Tracking the Techie

If you work in web marketing there are some people who hate you. They hate you with a passion that's bordering on the fanatical, especially if you're involved in web metrics. 

The reason they hate you is that you count unique visitors. 

They also hate you for presenting ads online.

These people will do everything they can to avoid being counted. Some of them will also try to make your count of other people inaccurate.

These people are your techies. They are your web site administrators, your UNIX gurus, your online programmers, your IT support staff.

If you sell or market IT products, or analyze that audience, you've got a fight on your hands.

This article is about how these people are fighting you.

Background

Last month, I wrote an article that discussed different ways of identifying unique visitors. It attracted a great deal of feedback, including the creation of a forum in slashdot.org, which is the ultimate tech/geek site. Much of that feedback came from people explaining how they avoid being tracked. It revealed a mind-set, and a community, actively involved in the prevention of web tracking.

Throughout this month's column, I'll share some choice quotes, with names omitted to protect privacy:

"I'm tired of all these marketing bullshit artists trying to track my every page view and metric on what I do at their site."

"I'm no privacy nut, but I wouldn't stand for being tracked as I walk around all day; I've no great desire to accept it as I walk around the 'net either."

The mindset

Before I describe the techniques people are using to evade detection, I want to look at the mindset of these people.

First, it's important to understand these are not average web users. You need to know your online technology to apply evasion techniques. These people are in the know about the web and how it works. I've no way of knowing how many there are, but anyone working on open source software, which drives the internet, will have the skills required. There are over a million developers working on open source in the USA alone (source: Evans Data, Feb 2004).

There are two drivers to their opposition to web tracking -- poor advertising practice, and a misunderstanding of tracking. 

Advertising is evil

Online advertising is often horrible. Pop-ups are intrusive -- how is positioning an ad so that I can't read my page supposed to endear your product to me? You obviously don't care about me: you just want my money. Banner advertising is, in my view, never worthwhile -- ever. Trying to distract me with banners that have no relevance to what I'm doing only teaches me how to develop tunnel vision.
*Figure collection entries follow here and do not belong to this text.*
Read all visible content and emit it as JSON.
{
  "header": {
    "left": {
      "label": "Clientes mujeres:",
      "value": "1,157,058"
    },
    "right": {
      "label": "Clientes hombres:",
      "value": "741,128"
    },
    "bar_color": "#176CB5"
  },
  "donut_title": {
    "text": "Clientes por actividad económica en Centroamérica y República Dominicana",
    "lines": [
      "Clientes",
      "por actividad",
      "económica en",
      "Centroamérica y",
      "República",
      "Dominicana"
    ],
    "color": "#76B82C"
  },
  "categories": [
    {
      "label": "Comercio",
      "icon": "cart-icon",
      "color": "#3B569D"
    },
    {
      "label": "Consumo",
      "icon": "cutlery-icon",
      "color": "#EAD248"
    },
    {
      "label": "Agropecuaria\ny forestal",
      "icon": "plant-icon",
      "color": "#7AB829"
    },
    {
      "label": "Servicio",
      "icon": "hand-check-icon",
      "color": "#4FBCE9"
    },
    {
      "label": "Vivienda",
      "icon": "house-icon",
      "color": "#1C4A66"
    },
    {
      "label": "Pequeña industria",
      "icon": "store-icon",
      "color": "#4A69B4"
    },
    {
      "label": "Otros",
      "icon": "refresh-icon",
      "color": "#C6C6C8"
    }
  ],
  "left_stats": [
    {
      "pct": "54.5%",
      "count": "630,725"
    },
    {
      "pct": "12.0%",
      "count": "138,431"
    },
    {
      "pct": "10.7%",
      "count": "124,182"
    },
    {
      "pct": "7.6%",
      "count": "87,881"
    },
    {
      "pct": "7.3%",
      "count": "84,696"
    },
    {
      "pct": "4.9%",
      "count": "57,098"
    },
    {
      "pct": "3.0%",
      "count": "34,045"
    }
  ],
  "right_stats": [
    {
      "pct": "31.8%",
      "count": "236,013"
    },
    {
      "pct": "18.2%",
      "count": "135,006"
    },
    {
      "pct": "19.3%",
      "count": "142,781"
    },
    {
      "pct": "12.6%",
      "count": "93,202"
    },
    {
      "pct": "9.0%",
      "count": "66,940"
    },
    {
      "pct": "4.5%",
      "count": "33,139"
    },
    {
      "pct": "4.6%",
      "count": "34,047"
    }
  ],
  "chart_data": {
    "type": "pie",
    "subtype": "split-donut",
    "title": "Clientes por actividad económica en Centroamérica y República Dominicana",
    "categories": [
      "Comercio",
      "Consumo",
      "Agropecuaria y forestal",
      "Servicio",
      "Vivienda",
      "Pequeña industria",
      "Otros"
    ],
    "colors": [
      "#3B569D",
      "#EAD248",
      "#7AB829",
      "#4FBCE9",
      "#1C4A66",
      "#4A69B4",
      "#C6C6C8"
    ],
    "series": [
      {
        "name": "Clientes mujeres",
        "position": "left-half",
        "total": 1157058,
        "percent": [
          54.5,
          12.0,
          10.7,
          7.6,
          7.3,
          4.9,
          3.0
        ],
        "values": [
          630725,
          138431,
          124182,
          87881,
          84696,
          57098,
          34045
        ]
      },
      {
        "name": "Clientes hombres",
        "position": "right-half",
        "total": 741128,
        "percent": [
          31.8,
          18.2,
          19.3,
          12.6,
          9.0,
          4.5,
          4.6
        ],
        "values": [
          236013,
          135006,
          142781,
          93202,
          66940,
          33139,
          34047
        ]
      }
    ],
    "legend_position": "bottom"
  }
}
"If you want us to view your ads, make your content worth our time, and more importantly, make your ads worth viewing, unobtrusive, and not an annoying flashing noisy mess."
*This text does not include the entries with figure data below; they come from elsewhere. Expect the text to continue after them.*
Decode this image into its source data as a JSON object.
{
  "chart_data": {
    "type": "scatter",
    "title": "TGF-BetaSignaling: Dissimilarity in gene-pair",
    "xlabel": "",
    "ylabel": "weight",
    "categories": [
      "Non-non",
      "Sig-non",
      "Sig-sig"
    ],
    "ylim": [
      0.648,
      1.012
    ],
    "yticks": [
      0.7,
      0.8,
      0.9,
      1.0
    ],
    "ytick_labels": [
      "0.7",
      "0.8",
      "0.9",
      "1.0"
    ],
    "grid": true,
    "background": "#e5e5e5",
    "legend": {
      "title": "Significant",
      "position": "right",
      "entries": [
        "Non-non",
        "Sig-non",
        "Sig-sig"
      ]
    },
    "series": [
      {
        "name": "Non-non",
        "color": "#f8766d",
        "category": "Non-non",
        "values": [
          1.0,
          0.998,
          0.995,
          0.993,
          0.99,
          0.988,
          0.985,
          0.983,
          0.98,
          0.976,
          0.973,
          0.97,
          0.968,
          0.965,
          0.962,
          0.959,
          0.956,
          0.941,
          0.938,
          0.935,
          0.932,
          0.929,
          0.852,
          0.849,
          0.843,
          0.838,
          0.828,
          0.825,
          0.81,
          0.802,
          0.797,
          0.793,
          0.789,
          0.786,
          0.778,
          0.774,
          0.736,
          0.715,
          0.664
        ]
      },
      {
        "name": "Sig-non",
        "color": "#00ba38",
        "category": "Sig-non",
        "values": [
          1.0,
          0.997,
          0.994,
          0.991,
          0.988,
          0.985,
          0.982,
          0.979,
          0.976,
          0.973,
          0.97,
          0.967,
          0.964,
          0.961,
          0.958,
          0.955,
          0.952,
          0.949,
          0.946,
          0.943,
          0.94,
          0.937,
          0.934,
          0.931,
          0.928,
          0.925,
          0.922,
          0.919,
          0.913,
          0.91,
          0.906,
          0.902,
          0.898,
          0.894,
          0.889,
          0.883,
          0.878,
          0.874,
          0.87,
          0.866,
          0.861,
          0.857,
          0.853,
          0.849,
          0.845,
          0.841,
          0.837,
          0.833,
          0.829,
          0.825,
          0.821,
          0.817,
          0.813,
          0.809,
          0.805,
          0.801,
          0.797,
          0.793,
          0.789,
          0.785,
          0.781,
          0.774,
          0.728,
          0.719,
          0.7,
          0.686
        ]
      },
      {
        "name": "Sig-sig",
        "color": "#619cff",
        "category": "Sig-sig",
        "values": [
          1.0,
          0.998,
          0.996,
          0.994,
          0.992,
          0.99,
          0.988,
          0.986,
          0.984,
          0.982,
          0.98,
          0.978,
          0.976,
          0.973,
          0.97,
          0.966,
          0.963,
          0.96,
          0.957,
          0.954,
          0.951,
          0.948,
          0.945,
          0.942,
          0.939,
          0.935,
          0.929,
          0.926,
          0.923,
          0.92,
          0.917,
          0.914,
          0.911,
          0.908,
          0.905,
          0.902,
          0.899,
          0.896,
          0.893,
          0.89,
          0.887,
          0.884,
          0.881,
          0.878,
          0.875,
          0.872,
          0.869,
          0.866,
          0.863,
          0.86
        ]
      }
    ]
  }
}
I've never encountered anyone objecting to Google Ads. The point about delivering search-triggered ads is relevancy. If you're presenting relevant information at a relevant time without getting in the way, no one objects.

Poor online advertising has led to the mind-set that all online advertising is bad.

"I've made it a rule to *never, ever * click on *any* ad. Period. If I really, really, want the xyz gizmo, from abc Corp., I will visit the MFGR's site directly, or a known retailer of their products."

Web metrics = spying

"Maybe if we can generate enough noise these morons will stop trying to come up with more useless ways to invade our privacy and track our every online move."

Some companies have lied about their privacy practices and sold data they promised they wouldn't. Other companies invisibly track user movements between sites so that they can profile the user and sell the data. Making money out of lying is called fraud and it's obviously immoral. Profiling people without their knowledge or permission is also immoral. Any time you secretly do something to someone that they would object to if they knew about it, you're committing an immoral act. People value their anonymity online. They don't want it taken away without their knowledge and consent.

Counting unique visitors on your site does not involve identifying someone. However, anti-metrics people don't make that distinction.

"The only thing gained by uniquely identifying users outside of financial transactions is the opportunity to violate their privacy."

Note that our friend here treated "unique users" and "uniquely identifying users" as the same thing. Identifying unique users simply means being able to tell that two visits came from different people. Nothing about this implies knowing who those people were. However, understanding the difference requires some knowledge of metrics definitions.

Here, unscrupulous web metrics practices have combined with a lack of understanding: the result is a condemnation of the entire industry.